Netanyahu is convinced that Mahmoud Abbas is not capable of heading a viable Palestinian state. So is the two-state solution dead and buried? It certainly seems to be, even as Netanyahu is now soft-pedaling his earlier pessimistic statements. This has been a masterful performance on his part, a skillful tap dance while juggling many balls in the air. This fancy footwork means that he has had to convince the Israeli people that he alone could provide security while at the same time trying not to alienate the rest of the world by adopting a hard line stance.
How can there be a Palestinian state when Jewish settlers are occupying much of the land that was to be part of that state? How can there be a Palestinian state as long as Israel will not consent to the division of Jerusalem? How can there be a Palestinian state when the Palestinian Authority is threatened by Hamas militants? How can there be a Palestinian state when Iran-supported Hezbollah continues to fire missiles at Israel or when ISIS (which calls itself DAESH) is only waiting for an opportunity to march into Jerusalem?
The disintegration of the Middle East as a whole is posing a threat to Jordan, Egypt and Israel and certainly to any future emerging state. A Palestinian state would end up being governed by groups who have sworn enmity to Israel. This common threat has brought Israel closer to Jordan and to Egypt.
At the same time, the risk of Israel finding itself isolated from the European Community and at the mercy of sanctions adopted by the U.N. Security Council is very real.
That is why Netanyahu has had to tread carefully to appease the United States. It alone can veto any anti-Israel resolutions. It is also the United States that contributes to Israel’s safety by helping finance the Iron Dome anti-missile system.

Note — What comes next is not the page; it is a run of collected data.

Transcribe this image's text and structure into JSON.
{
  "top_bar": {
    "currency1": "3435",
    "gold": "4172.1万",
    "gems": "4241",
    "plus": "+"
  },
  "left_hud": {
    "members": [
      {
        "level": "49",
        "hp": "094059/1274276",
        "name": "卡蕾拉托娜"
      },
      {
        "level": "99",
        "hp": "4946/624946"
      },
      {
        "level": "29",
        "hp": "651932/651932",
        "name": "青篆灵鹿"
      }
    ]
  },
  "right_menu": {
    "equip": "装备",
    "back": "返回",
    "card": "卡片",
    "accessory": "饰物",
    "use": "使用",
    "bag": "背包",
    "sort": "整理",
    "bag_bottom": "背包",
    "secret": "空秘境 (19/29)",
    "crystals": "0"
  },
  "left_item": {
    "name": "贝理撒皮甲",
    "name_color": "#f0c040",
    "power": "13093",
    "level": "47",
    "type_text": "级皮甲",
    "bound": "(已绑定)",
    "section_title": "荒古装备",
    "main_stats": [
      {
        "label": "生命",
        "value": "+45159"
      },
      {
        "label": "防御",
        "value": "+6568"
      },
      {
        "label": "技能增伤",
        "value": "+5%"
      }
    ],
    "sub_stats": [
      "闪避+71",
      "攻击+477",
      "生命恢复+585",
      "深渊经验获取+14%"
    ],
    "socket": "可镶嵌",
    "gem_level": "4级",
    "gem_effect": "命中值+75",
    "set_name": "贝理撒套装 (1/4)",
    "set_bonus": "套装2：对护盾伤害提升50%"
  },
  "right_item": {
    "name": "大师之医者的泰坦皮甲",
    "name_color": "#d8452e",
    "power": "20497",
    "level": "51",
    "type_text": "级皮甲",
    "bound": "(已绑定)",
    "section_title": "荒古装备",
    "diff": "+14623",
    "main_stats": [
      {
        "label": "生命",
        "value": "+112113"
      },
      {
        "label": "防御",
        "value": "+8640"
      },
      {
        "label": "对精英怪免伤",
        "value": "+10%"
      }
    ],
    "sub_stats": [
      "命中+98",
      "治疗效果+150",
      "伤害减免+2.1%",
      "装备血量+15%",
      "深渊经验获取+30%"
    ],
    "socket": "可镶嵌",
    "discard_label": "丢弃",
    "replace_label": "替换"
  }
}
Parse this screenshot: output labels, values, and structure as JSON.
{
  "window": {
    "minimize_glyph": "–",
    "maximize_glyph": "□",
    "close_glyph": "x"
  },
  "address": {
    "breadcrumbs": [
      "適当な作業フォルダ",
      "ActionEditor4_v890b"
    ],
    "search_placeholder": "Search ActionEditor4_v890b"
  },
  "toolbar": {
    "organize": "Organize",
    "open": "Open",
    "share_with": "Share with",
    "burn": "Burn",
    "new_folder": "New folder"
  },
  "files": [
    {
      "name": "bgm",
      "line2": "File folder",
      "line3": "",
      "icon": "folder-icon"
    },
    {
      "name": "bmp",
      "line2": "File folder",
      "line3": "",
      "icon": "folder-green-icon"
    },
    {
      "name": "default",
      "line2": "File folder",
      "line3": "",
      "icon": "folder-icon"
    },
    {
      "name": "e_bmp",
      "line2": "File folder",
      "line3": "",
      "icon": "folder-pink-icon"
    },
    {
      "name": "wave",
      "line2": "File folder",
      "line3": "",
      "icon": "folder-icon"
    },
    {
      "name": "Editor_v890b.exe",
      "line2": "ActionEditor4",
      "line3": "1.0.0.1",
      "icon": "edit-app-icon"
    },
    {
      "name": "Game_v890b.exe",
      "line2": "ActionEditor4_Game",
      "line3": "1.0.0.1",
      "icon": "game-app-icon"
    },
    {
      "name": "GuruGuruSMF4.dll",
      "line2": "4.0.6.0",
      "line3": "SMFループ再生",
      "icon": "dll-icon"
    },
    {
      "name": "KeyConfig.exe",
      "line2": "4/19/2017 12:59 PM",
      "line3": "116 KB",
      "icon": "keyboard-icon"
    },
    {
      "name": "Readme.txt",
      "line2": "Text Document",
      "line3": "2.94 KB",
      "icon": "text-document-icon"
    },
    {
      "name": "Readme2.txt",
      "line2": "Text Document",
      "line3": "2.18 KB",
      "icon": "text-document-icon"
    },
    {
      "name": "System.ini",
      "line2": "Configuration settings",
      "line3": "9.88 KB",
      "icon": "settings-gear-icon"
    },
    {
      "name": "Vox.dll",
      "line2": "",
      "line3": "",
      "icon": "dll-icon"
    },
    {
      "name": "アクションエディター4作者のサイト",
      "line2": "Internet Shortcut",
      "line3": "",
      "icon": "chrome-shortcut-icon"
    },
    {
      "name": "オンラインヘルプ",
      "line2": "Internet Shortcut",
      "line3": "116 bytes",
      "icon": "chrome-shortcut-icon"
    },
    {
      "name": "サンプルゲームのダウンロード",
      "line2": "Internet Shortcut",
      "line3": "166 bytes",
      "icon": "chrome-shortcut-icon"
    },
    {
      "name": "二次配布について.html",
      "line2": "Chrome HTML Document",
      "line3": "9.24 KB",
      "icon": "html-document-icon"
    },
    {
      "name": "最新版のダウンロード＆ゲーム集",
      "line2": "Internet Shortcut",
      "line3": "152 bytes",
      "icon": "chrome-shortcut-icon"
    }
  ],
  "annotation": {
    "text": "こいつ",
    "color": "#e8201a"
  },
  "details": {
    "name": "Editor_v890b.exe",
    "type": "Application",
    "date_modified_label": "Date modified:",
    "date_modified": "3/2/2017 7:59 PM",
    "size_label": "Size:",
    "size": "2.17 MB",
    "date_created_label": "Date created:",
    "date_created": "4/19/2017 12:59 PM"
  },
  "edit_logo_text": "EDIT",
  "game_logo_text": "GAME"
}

Now Netanyahu needs to make things easier for both the Arabs in the occupied territories and Israel’s own Arab minority population (about 20%) which is suffering from discrimination, marginalization and restrictions. They need more work opportunities, easier check-point crossings, help in rebuilding Gaza after the recent war and in general a softening of the harshness of their daily existence. Will he do that?